When I arrived here in this other country of freedom, I started to notice similar clashes and cultural oddities when it comes to politeness and straightforwardness. Perhaps it is due to a saying in Southern Germany that roughly translates to “not nagging is praise enough” (“Nicht gemotzt ist genug gelobt.”). I prefer keeping it short and sweet, like a shot of espresso, because time is precious.
Care for an example?
When going out, my American friends order their food like this: “May I have the steak?” My mind always goes spinning in confusion because in comparison to my bold, sovereign, autonomous, and resolute “I’ll have the steak”, my friends’ way of asking seems almost timid and apologetic.
“My boots – Made in Germany – are not made for tip-toeing.”
It makes me wonder if my brave resoluteness does come off as rude everywhere else except in my home country. When we order steak, we say what we want. I’ll take the steak! My boots – Made in Germany – are not made for tip-toeing.
On the other hand… I might verbally come off as rude, but at least I’ve got some decent manners. Nowadays, I get asked to hang out with an American at noon. NOON! People would ask me to go hiking when the sun is at its zenith. I can hear my grandma’s voice whispering into my ears: What kind of mind-boggling lunatic wants to hang out at lunch time without the intention of stuffing his tummy with bratwurst and potato salad? Surely, there won’t be a small corner-shop in the woods so I’d have to hold on until 3 pm.
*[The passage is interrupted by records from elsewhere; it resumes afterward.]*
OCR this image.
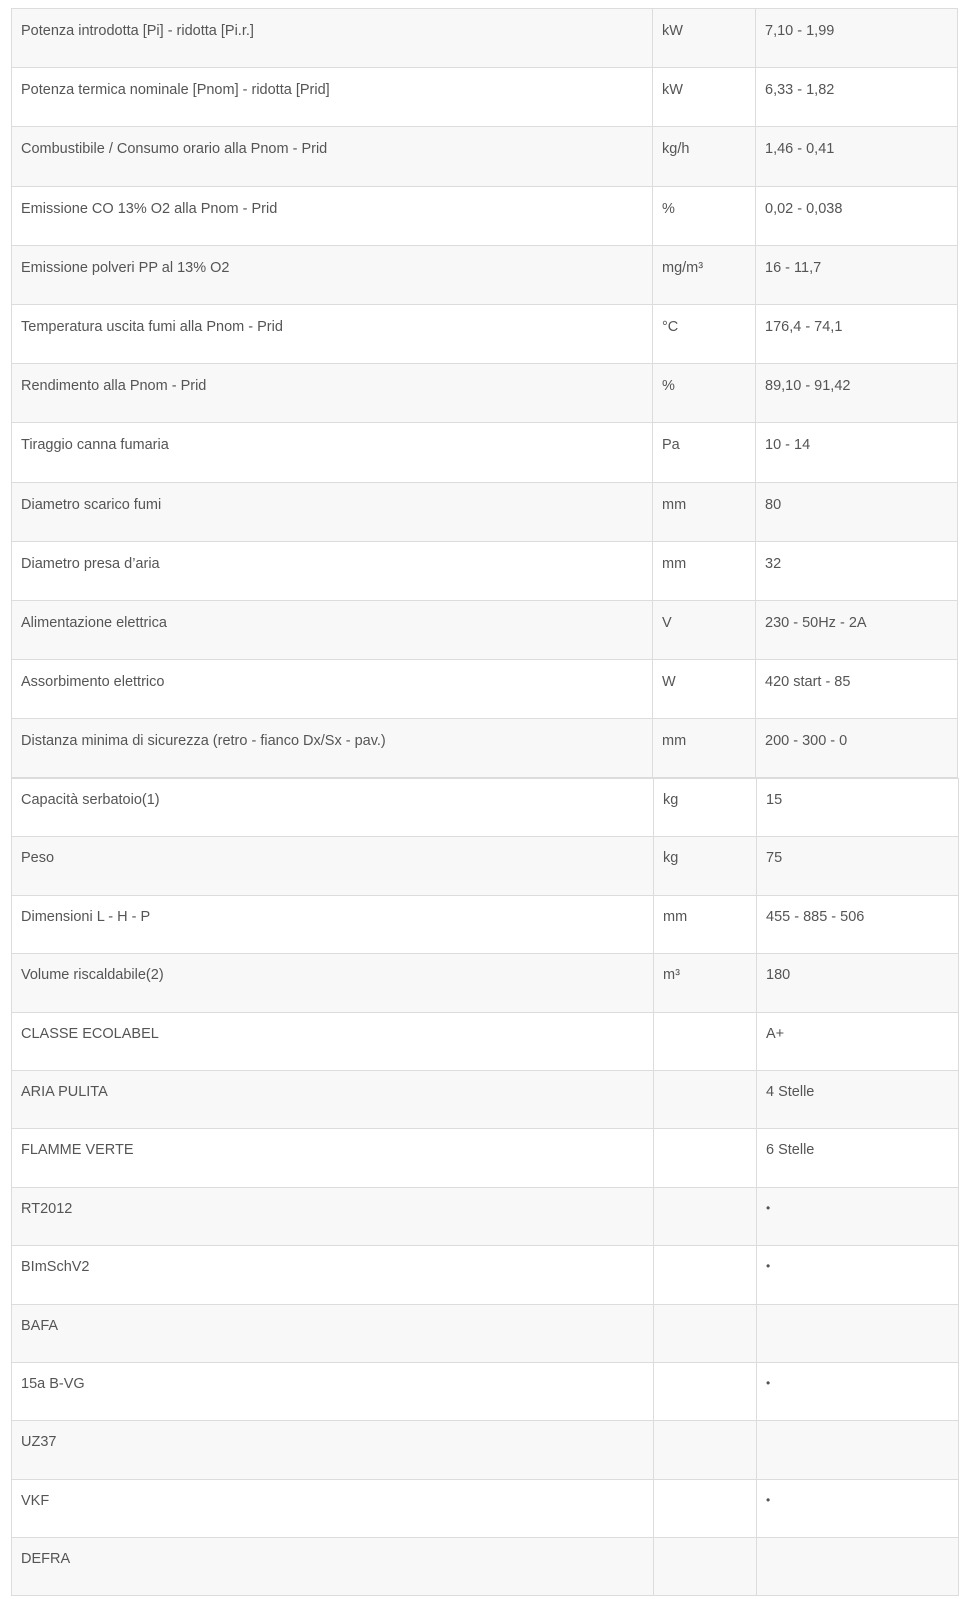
Potenza introdotta [Pi] - ridotta [Pi.r.]	kW	7,10 - 1,99
Potenza termica nominale [Pnom] - ridotta [Prid]	kW	6,33 - 1,82
Combustibile / Consumo orario alla Pnom - Prid	kg/h	1,46 - 0,41
Emissione CO 13% O2 alla Pnom - Prid	%	0,02 - 0,038
Emissione polveri PP al 13% O2	mg/m³	16 - 11,7
Temperatura uscita fumi alla Pnom - Prid	°C	176,4 - 74,1
Rendimento alla Pnom - Prid	%	89,10 - 91,42
Tiraggio canna fumaria	Pa	10 - 14
Diametro scarico fumi	mm	80
Diametro presa d’aria	mm	32
Alimentazione elettrica	V	230 - 50Hz - 2A
Assorbimento elettrico	W	420 start - 85
Distanza minima di sicurezza (retro - fianco Dx/Sx - pav.)	mm	200 - 300 - 0
Capacità serbatoio(1)	kg	15
Peso	kg	75
Dimensioni L - H - P	mm	455 - 885 - 506
Volume riscaldabile(2)	m³	180
CLASSE ECOLABEL		A+
ARIA PULITA		4 Stelle
FLAMME VERTE		6 Stelle
RT2012		•
BImSchV2		•
BAFA		
15a B-VG		•
UZ37		
VKF		•
DEFRA		
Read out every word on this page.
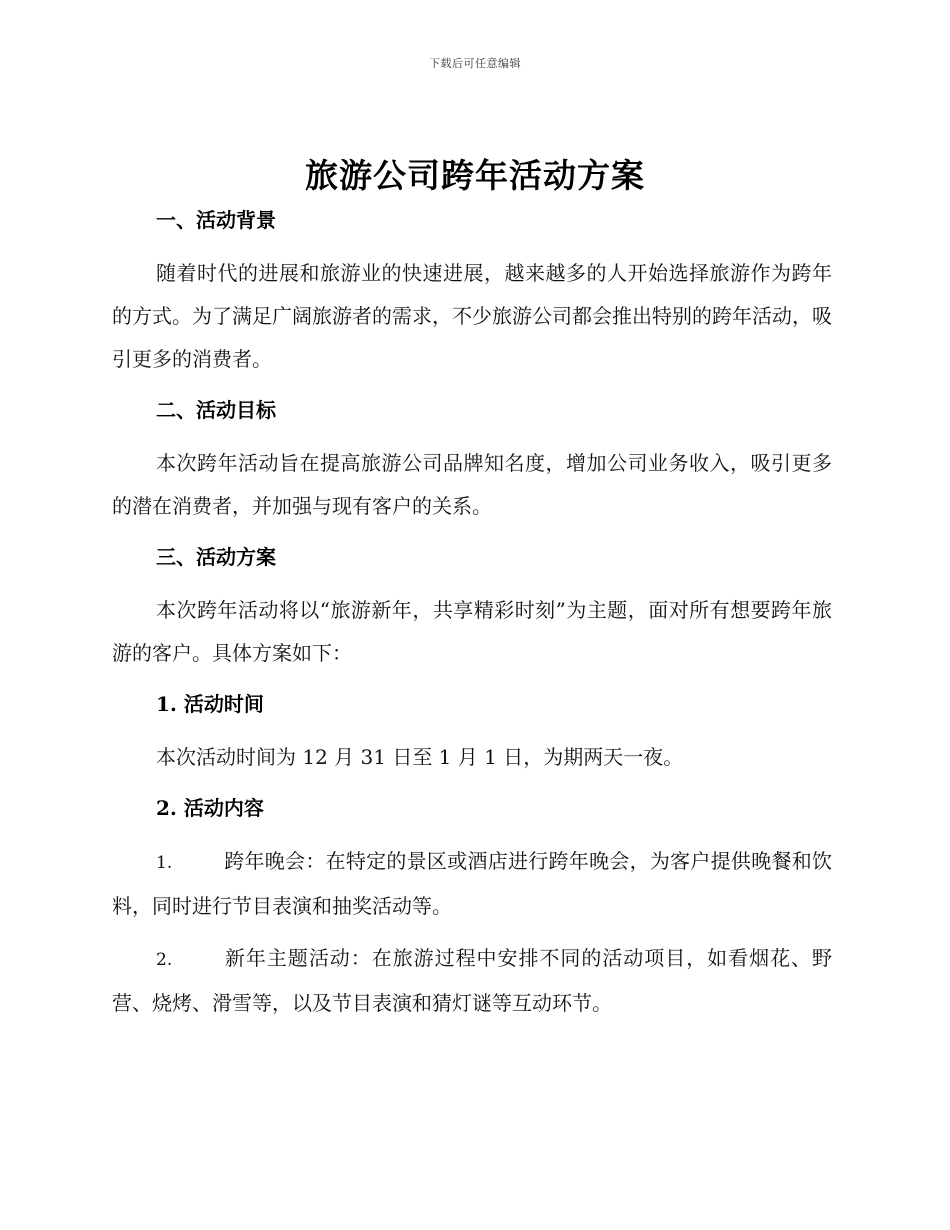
下载后可任意编辑
旅游公司跨年活动方案
一、活动背景
随着时代的进展和旅游业的快速进展，越来越多的人开始选择旅游作为跨年的方式。为了满足广阔旅游者的需求，不少旅游公司都会推出特别的跨年活动，吸引更多的消费者。
二、活动目标
本次跨年活动旨在提高旅游公司品牌知名度，增加公司业务收入，吸引更多的潜在消费者，并加强与现有客户的关系。
三、活动方案
本次跨年活动将以“旅游新年，共享精彩时刻”为主题，面对所有想要跨年旅游的客户。具体方案如下：
1. 活动时间
本次活动时间为 12 月 31 日至 1 月 1 日，为期两天一夜。
2. 活动内容
1.	跨年晚会：在特定的景区或酒店进行跨年晚会，为客户提供晚餐和饮料，同时进行节目表演和抽奖活动等。
2.	新年主题活动：在旅游过程中安排不同的活动项目，如看烟花、野营、烧烤、滑雪等，以及节目表演和猜灯谜等互动环节。
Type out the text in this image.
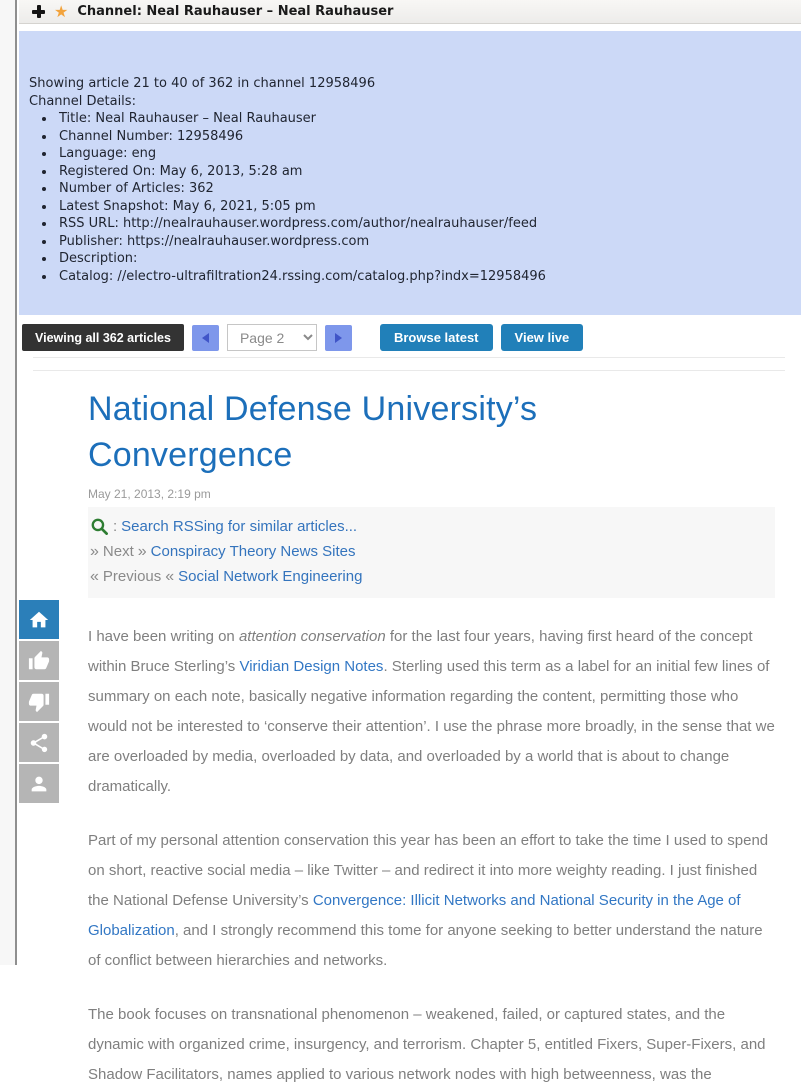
★ Channel: Neal Rauhauser – Neal Rauhauser
Showing article 21 to 40 of 362 in channel 12958496
Channel Details:
• Title: Neal Rauhauser – Neal Rauhauser
• Channel Number: 12958496
• Language: eng
• Registered On: May 6, 2013, 5:28 am
• Number of Articles: 362
• Latest Snapshot: May 6, 2021, 5:05 pm
• RSS URL: http://nealrauhauser.wordpress.com/author/nealrauhauser/feed
• Publisher: https://nealrauhauser.wordpress.com
• Description:
• Catalog: //electro-ultrafiltration24.rssing.com/catalog.php?indx=12958496
Viewing all 362 articles
Page 2	Browse latest	View live
National Defense University’s Convergence
May 21, 2013, 2:19 pm
: Search RSSing for similar articles...
» Next » Conspiracy Theory News Sites
« Previous « Social Network Engineering

I have been writing on attention conservation for the last four years, having first heard of the concept within Bruce Sterling’s Viridian Design Notes. Sterling used this term as a label for an initial few lines of summary on each note, basically negative information regarding the content, permitting those who would not be interested to ‘conserve their attention’. I use the phrase more broadly, in the sense that we are overloaded by media, overloaded by data, and overloaded by a world that is about to change dramatically.

Part of my personal attention conservation this year has been an effort to take the time I used to spend on short, reactive social media – like Twitter – and redirect it into more weighty reading. I just finished the National Defense University’s Convergence: Illicit Networks and National Security in the Age of Globalization, and I strongly recommend this tome for anyone seeking to better understand the nature of conflict between hierarchies and networks.

The book focuses on transnational phenomenon – weakened, failed, or captured states, and the dynamic with organized crime, insurgency, and terrorism. Chapter 5, entitled Fixers, Super-Fixers, and Shadow Facilitators, names applied to various network nodes with high betweenness, was the
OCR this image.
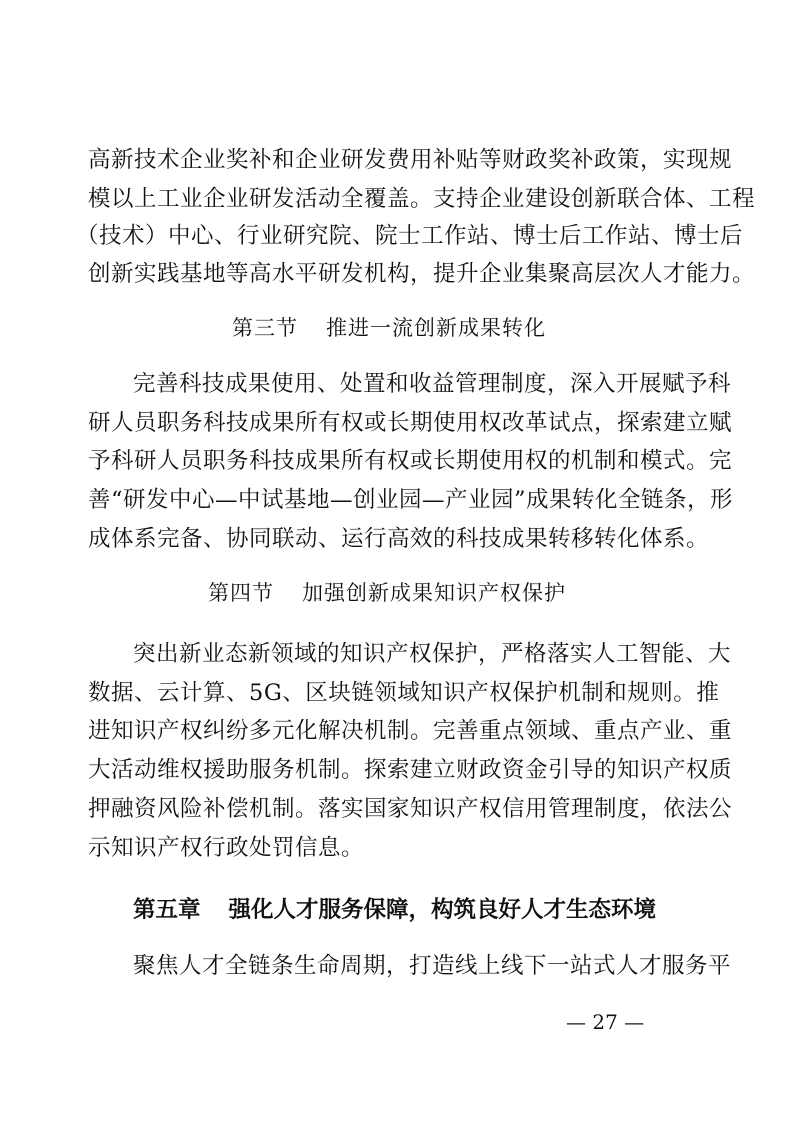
高新技术企业奖补和企业研发费用补贴等财政奖补政策，实现规
模以上工业企业研发活动全覆盖。支持企业建设创新联合体、工程
（技术）中心、行业研究院、院士工作站、博士后工作站、博士后
创新实践基地等高水平研发机构，提升企业集聚高层次人才能力。
第三节 推进一流创新成果转化
完善科技成果使用、处置和收益管理制度，深入开展赋予科
研人员职务科技成果所有权或长期使用权改革试点，探索建立赋
予科研人员职务科技成果所有权或长期使用权的机制和模式。完
善“研发中心—中试基地—创业园—产业园”成果转化全链条，形
成体系完备、协同联动、运行高效的科技成果转移转化体系。
第四节 加强创新成果知识产权保护
突出新业态新领域的知识产权保护，严格落实人工智能、大
数据、云计算、5G、区块链领域知识产权保护机制和规则。推
进知识产权纠纷多元化解决机制。完善重点领域、重点产业、重
大活动维权援助服务机制。探索建立财政资金引导的知识产权质
押融资风险补偿机制。落实国家知识产权信用管理制度，依法公
示知识产权行政处罚信息。
第五章 强化人才服务保障，构筑良好人才生态环境
聚焦人才全链条生命周期，打造线上线下一站式人才服务平
— 27 —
I will have starved by then and suffered horrible sensation of hunger, being forced to devour hazelnuts and squirrels. What the…! Either we will meet at 11:30 or 1:30, but the number 12 cannot under any circumstances be in a proposed date, ever. The German Mittagsruhe (quiet time around noon) seems to be a holy time that is untouchable and should be erased from any planner unless you are solely meeting for tummy-stuffing. So that’s another kind of rudeness, though involuntary. People just don’t know better. But we are all trying to be nice to each other, in our own odd ways.
There’s still so much to learn, to observe and to become aware of. But first I have to let my noisy neighbor know how I feel about his rude Lärmbelästigung (noise annoyance) during my lunch time. And there will be no pleases, thankyous, and certainly no you-knows.